Multiple parameterised constructors DID cause runtime exceptions.

I should point out that all of the above issues were explained quite well in their respective exception messages, so while it was frustrating that these things didn’t work, I was being told exactly what was wrong and sometimes why.

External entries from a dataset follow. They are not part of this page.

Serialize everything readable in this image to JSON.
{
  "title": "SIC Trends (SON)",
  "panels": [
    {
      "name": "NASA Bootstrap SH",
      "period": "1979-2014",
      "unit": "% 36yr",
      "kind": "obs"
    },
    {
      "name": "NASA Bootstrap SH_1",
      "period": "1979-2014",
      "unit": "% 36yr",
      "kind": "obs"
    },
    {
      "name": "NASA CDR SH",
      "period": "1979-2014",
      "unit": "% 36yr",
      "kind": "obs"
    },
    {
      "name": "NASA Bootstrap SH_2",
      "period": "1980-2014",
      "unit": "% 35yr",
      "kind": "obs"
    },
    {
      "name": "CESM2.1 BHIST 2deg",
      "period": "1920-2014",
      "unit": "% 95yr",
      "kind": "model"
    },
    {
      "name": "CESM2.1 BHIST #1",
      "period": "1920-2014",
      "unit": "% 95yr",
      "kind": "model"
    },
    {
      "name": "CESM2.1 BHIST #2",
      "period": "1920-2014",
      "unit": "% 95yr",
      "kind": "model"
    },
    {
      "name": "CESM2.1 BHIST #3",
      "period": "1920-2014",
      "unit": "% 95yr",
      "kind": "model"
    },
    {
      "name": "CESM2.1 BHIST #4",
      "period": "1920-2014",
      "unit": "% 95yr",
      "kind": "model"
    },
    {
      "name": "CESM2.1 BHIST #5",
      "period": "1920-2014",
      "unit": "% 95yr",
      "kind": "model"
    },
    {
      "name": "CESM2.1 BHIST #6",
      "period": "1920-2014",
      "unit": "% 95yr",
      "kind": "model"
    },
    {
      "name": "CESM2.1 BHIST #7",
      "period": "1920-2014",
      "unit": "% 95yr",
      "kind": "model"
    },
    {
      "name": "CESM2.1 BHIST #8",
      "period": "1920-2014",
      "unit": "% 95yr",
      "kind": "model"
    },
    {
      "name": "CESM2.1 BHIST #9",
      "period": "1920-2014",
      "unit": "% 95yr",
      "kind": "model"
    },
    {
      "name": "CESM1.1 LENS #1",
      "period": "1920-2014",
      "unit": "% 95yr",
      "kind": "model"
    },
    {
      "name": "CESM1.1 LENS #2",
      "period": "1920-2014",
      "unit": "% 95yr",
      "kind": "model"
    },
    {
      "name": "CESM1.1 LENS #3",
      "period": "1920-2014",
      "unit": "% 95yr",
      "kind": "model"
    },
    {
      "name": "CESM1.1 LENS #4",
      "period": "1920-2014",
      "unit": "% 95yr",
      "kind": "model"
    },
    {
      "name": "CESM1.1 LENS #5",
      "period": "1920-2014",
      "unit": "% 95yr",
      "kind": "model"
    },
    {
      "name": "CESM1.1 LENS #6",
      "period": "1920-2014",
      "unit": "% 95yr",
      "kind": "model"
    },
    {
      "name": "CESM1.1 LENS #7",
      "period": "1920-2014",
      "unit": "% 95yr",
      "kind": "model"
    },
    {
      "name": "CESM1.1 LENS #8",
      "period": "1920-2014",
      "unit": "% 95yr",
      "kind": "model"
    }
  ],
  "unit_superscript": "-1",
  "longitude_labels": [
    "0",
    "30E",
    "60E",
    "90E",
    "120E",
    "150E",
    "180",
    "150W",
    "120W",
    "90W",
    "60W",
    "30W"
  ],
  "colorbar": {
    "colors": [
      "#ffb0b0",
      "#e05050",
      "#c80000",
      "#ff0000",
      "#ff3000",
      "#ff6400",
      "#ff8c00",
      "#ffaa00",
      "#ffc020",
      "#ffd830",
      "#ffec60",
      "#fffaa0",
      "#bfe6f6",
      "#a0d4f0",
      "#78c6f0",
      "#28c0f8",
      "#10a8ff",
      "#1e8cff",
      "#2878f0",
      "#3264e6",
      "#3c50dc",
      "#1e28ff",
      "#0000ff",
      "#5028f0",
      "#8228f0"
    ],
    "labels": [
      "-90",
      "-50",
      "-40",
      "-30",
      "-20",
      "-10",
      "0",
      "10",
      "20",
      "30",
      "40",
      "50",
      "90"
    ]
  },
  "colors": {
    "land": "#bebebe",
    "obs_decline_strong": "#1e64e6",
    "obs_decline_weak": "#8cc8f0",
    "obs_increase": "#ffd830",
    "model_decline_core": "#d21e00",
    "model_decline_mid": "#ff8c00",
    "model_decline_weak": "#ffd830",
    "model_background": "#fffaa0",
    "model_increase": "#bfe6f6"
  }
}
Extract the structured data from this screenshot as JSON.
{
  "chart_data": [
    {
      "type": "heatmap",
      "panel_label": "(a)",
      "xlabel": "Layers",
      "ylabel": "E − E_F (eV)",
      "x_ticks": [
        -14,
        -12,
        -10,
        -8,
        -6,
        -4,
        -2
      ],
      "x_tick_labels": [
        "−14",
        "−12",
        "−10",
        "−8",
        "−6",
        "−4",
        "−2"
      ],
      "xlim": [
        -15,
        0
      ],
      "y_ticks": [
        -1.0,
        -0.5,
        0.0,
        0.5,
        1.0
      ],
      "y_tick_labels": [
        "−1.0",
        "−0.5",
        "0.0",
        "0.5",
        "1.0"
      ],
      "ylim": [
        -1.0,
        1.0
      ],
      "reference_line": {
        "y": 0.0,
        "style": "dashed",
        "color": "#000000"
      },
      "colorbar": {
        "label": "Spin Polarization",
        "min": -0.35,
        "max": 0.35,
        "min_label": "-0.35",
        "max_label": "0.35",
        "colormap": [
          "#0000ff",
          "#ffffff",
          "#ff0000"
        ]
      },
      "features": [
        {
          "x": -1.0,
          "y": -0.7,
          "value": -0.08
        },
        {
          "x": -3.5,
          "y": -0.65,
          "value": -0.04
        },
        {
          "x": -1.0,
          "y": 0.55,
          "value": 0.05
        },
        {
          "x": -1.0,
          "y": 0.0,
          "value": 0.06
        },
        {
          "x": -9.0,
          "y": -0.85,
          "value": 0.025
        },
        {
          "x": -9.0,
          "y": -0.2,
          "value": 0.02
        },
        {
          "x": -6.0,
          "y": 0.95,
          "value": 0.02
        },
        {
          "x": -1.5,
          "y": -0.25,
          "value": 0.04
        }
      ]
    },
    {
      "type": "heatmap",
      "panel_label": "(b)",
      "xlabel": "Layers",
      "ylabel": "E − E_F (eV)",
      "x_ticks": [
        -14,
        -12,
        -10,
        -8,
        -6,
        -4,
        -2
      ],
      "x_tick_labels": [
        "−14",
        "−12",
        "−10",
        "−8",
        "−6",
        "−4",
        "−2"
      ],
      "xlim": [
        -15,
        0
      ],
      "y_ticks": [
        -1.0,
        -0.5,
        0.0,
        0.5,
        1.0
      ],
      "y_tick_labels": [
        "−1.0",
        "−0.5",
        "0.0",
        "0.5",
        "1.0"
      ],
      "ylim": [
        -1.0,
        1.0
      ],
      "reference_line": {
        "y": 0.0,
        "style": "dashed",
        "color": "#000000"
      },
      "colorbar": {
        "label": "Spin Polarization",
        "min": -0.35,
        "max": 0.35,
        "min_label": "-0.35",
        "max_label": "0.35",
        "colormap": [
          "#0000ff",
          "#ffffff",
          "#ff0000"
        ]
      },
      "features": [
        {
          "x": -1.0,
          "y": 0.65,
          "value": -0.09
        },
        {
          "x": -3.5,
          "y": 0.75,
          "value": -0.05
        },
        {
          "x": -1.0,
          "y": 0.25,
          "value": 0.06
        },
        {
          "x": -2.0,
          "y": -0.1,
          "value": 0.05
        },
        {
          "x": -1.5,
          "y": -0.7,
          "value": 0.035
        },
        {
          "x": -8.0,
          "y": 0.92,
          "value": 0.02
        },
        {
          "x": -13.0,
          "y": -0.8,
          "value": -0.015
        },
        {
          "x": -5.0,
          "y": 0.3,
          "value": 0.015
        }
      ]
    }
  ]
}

Base classes and Private setters

In this project, we have AggregateRoots to help manage the database. They tend to look like this:

public abstract class AggregateRoot 
{
  public string CreatedBy { get; private set; }
  public DateTimeOffset CreatedOn { get; private set; }

  public void RecordCreation(string createdBy, DateTimeOffset createdOn)
  {
    CreatedBy = createdBy;
    CreatedOn = createdOn;
  }
}

public class SomeAggregate : AggregateRoot
{
  public int CountOfMontyChristo { get; private set; }

  public SomeAggregate(int countOfMontyChristo)
  {
    CountOfMontyChristo = countOfMontyChristo;
  }
}

// Then used later like:
var agg = new SomeAggregate(4);

/* In DB saveChanges */
agg.RecordCreation("me", DateTimeOffset.Now);

In the above, deserialisation wouldn’t set CreatedBy or CreatedOn because it doesn’t have access to the setters.
You’d end up with:

CountOfMontyChristo = 4;
CreatedBy = null;
CreatedOn = 01/01/0001 00:00:00;

In order to get those parameters set, you can put a [JsonInclude] attribute on the properties.
Another option is to add a base constructor and use that, which would require [JsonConstructor] attribute as well.

JsonInclude Example

public abstract class AggregateRoot 
{
  [JsonInclude]
  public string CreatedBy { get; private set; }

  [JsonInclude]
  public DateTimeOffset CreatedOn { get; private set; }

  public void RecordCreation(string createdBy, DateTimeOffset createdOn)
  {
    CreatedBy = createdBy;
    CreatedOn = createdOn;
  }
}

JsonConstructor Example

public abstract class AggregateRoot 
{
  public string CreatedBy { get; private set; }
  public DateTimeOffset CreatedOn { get; private set; }

  public void RecordCreation(string createdBy, DateTimeOffset createdOn)
  {
    CreatedBy = createdBy;
    CreatedOn = createdOn;
  }

  // Add base constructor
  public AggregateRoot(string createdBy, DateTimeOffset createdOn)
  {
    CreatedBy = createdBy;
    CreatedOn = createdOn;
  }
}

public class SomeAggregate : AggregateRoot
{
  public int CountOfMontyChristo { get; private set; }

  public SomeAggregate(int countOfMontyChristo)
  {
    CountOfMontyChristo = countOfMontyChristo;
  }

  // Add this constructor for serialisation.
  [JsonConstructor]
  public SomeAggregate(int countOfMontyChristo, string createdBy, DateTimeOffset createdOn) : base(createdBy, createdOn)
  {
    CountOfMontyChristo = countOfMontyChristo;
  }
}

Other Little Things

Summary/TL;DR

Ultimately, the default options were generally suitable, with some fairly simple workarounds.
However, the work required to adjust ALL those DTO’s constructors was far more work than I expected, and finding them was also a great pain.